One of my friends lives near their rental property and only hires a property manager to screen and place tenants while they handle all maintenance issues themselves. If you have family or a reliable friend nearby that you trust to take care of things, that’s an option.
But remember – as a landlord you must follow local, state and federal laws regarding housing. This means ensuring that you don’t discriminate while screening tenants and that you take care of essential maintenance (like water outages or electricity issues ASAP).
Also, think about worst case scenarios – what happens if you need to evict your tenant? Do you know the proper procedures? Can you handle it from another state or country? These are all things to think about when deciding to rent your home.
Do market research. Start checking out what other rental homes in your area are charging for rent.
- Do they allow pets?
- Is their home new or need some upgrades?
- Do they provide a washer and dryer?
This will help you figure out what you’ll rent your house out for and what you may need to do to get your home ready for renters.
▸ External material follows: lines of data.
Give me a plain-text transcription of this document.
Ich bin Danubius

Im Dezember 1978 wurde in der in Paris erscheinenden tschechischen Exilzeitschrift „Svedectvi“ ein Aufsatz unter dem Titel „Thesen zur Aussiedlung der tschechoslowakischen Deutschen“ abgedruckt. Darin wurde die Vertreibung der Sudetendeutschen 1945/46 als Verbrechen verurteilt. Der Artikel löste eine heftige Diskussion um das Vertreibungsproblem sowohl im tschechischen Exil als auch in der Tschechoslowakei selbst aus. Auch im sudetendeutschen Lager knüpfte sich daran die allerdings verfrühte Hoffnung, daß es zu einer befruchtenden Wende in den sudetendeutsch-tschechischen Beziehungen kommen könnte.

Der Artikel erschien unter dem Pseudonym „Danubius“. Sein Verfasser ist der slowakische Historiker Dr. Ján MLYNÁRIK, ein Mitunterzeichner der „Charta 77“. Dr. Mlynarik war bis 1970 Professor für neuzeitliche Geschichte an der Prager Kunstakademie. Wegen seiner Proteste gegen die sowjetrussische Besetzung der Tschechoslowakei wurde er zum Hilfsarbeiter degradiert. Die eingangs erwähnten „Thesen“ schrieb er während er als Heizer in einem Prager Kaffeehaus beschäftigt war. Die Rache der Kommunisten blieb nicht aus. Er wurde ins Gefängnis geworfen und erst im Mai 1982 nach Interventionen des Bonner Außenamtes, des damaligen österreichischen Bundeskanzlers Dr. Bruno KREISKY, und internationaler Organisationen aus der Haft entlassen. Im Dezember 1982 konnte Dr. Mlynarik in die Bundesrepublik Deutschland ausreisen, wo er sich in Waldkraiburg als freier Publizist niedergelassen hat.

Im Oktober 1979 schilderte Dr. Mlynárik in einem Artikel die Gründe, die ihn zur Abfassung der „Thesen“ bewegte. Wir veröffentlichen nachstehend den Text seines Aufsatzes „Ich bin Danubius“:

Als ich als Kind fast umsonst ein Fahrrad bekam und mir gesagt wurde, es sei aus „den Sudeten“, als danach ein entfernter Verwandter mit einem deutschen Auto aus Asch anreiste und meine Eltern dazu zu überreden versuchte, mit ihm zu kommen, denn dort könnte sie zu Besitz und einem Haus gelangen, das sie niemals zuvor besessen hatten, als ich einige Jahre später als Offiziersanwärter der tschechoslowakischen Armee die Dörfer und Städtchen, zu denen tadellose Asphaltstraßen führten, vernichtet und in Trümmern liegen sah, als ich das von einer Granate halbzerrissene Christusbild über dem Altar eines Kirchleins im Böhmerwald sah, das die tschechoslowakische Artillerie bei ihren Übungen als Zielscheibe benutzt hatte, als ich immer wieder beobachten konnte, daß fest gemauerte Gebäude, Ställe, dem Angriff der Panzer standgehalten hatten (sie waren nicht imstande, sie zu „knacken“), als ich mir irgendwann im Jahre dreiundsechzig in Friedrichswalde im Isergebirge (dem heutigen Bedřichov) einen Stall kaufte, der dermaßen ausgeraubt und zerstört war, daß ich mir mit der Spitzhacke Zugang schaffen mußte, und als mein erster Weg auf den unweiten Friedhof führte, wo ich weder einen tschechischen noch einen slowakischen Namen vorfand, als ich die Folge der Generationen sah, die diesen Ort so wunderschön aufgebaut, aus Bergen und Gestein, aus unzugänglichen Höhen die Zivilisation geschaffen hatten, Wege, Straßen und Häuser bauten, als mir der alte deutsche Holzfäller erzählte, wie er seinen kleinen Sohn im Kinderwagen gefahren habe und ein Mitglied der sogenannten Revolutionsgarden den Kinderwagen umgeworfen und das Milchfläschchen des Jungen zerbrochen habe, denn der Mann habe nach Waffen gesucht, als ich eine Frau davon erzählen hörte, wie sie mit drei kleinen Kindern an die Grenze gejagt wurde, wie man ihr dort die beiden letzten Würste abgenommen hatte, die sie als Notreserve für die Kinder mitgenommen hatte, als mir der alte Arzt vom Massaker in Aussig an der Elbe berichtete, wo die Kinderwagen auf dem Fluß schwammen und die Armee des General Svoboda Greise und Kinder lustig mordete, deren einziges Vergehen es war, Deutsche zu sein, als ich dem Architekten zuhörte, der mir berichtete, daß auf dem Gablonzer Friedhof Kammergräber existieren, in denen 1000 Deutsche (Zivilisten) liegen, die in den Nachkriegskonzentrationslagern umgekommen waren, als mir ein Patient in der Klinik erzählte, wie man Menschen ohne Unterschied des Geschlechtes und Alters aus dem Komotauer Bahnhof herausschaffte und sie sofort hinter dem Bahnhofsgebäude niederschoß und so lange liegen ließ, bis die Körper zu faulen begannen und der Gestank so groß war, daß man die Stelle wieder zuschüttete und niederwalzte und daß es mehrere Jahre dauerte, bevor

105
Interview property managers. As I said before, I personally recommend hiring a property manager. They know the ins and outs of the laws of your state in regards to tenants and are experienced in dealing with maintenance issues and evictions. Ask your friends who rent who they rent from, do some Google searches, and even ask in local Facebook groups if people have recommendations.
Then call them and ask questions. What do they charge for their services (around 10% of the rent is average), how they deal with maintenance and evictions, who you’ll be dealing with from afar.
Remember, this person will be responsible for taking care of your home when you leave and you want to be comfortable with their ability to do so. Think of this as a job interview and you’re the one hiring. Ask those tough questions and follow up if you think of something else. They should be willing to answer you, they want your business.
Also, don’t be afraid to negotiate with them. My husband and I asked one team if they could match a lower rate of another company, they never got back to us, so they lost our business.
We also asked our property manager to list our home at a slightly higher rent, they reluctantly agreed if we would come back down on the price if the home wasn’t rented in 30 days. Guess what? Our home was rented at the rate we wanted within 2 weeks of us moving out.
Change your insurance. Call your insurance agent and tell them that you will be renting your home out. They will be able to help you update your policy to protect your investment from your renter and any disaster that could strike.
Stay calm. The property manager is hired. Your house is clean. The home is listed for rent. Now is the hardest part – waiting for a renter.
Our home was listed just before the movers arrived. We had people walk through even mid-pack but no one was set before we started our drive to our next duty station. I was nervous and then while we were in the middle of nowhere Utah with barely any cell service we got a call, responded to an email and picked a renter! YAHOO!
Our renter moved in our house about 2 weeks after we moved out. It felt like it took forever but it was so worth it in the end.